Serie A, un bel calcio all’intelligenza: per i “buuu” viene squalificato Muntari
Il ghanese del Pescara Domenica l’arbitro non aveva fermato la gara e lo aveva espulso
Per l’Onu è un eroe, un esempio di lotta contro il razzismo. Per il giudice sportivo di serie A, è solo un calciatore da squalificare. Sulley Muntari, il centrocampista ghanese del Pescara (ex di Inter e di Milan) che domenica è stato insultato da un gruppetto di tifosi cagliaritani con cori razzisti e con sguaiati versacci che imitano le scimmie, ha rimediato una giornata di squalifica. Il Cagliari, invece, è stato graziato. La colpa di Muntari è quella di essersi allontanato dal campo, poco prima che la partita si concludesse, senza autorizzazione. Peraltro, l’arbitro Daniele Minelli l’aveva ammonito, dopo le vivaci (comprensibili) proteste di Muntari che chiedeva fosse applicato il regolamento e che la partita fosse fermata: “L’arbitro se l’è pigliata con me, invece di fischiare la sospensio- ne del gioco”. La ferocia di questa giustizia alla rovescia è paradossale. Muntari invoca l’applicazione del regolamento. Non immagina che è un boomerang: il regolamento l’applicano alla lettera. Il giudice si è ben guardato dal ricorrere alla discrezionalità e al buon senso, alle leggi dell’etica e a quelle dei diritti umani. Ha sacrificato Muntari sull’altare di un calcio codardo. Come funzioni l’ineffabile giustizia sportiva del nostro football lo spiega, impietosamente, il testo del dispositivo di sentenza che ha assolto la squadra di casa. Con un bizantinismo degno del grande avvocato che fu Carnelutti: i provvedimenti sanzionatori non sono stati presi in considerazione perché “considerato che i pur deprecabili cori di discriminazione razziale sono stati percepiti nell'impianto in virtù anche della protesta silenziosa in atto dei tifosi (come segnalato dagli stessi rappresentanti della Procura federale) ma, essendo stati into- nati da un numero approssimativo di soli dieci sostenitori e dunque meno dell'1% del numero degli occupanti del settore, non integrano dunque il presupposto della dimensione minima che insieme a quello della percezione reale è alla base della punibilità dei comportamenti in questione, peraltro non percepiti dagli Ufficiali di gara, a norma dell’art. 11, comma 3, CGS”.

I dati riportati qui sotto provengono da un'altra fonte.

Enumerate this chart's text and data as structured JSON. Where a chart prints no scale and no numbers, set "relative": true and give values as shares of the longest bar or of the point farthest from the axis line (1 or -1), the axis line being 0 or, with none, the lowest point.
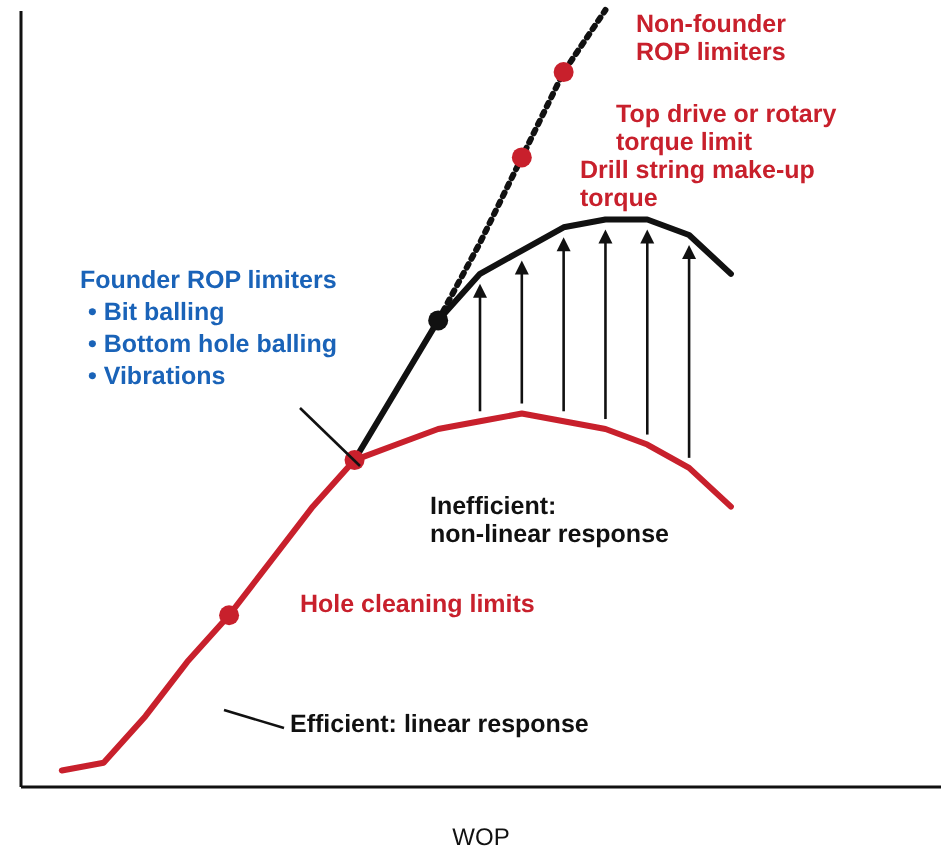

Insomma, burocrazia 1, giustizia 0. Alla fine, hanno vinto loro, i razzisti che ulu- lano dalle curve sapendo d’essere impuniti, di poter confidare nell’ignavia degli arbitri, di agire nell’indifferenza calcolata dei dirigenti calcistici e nella sordità di un ambiente retrivo, sovente in malafede: ci siamo già dimenticati di “Opti Poba”, che prima di venire in Italia “mangiava le banane”? Copyrightdi Carlo Tavecchio, presidente della Figc. Il calcio, declinato in tutti i suoi gironi, è in fondo lo specchio del Paese: terra della reticenza, dell’ipocrisia e della violenza verbale, anticamera di ogni peggio. Dove il mondo del pallone a parole si proclama antirazzista. Dove, negli stadi, di tanto in tanto si dispiegano striscioni contro i buuu e l’hooliganismo e si arruolano come testimonial i campioni.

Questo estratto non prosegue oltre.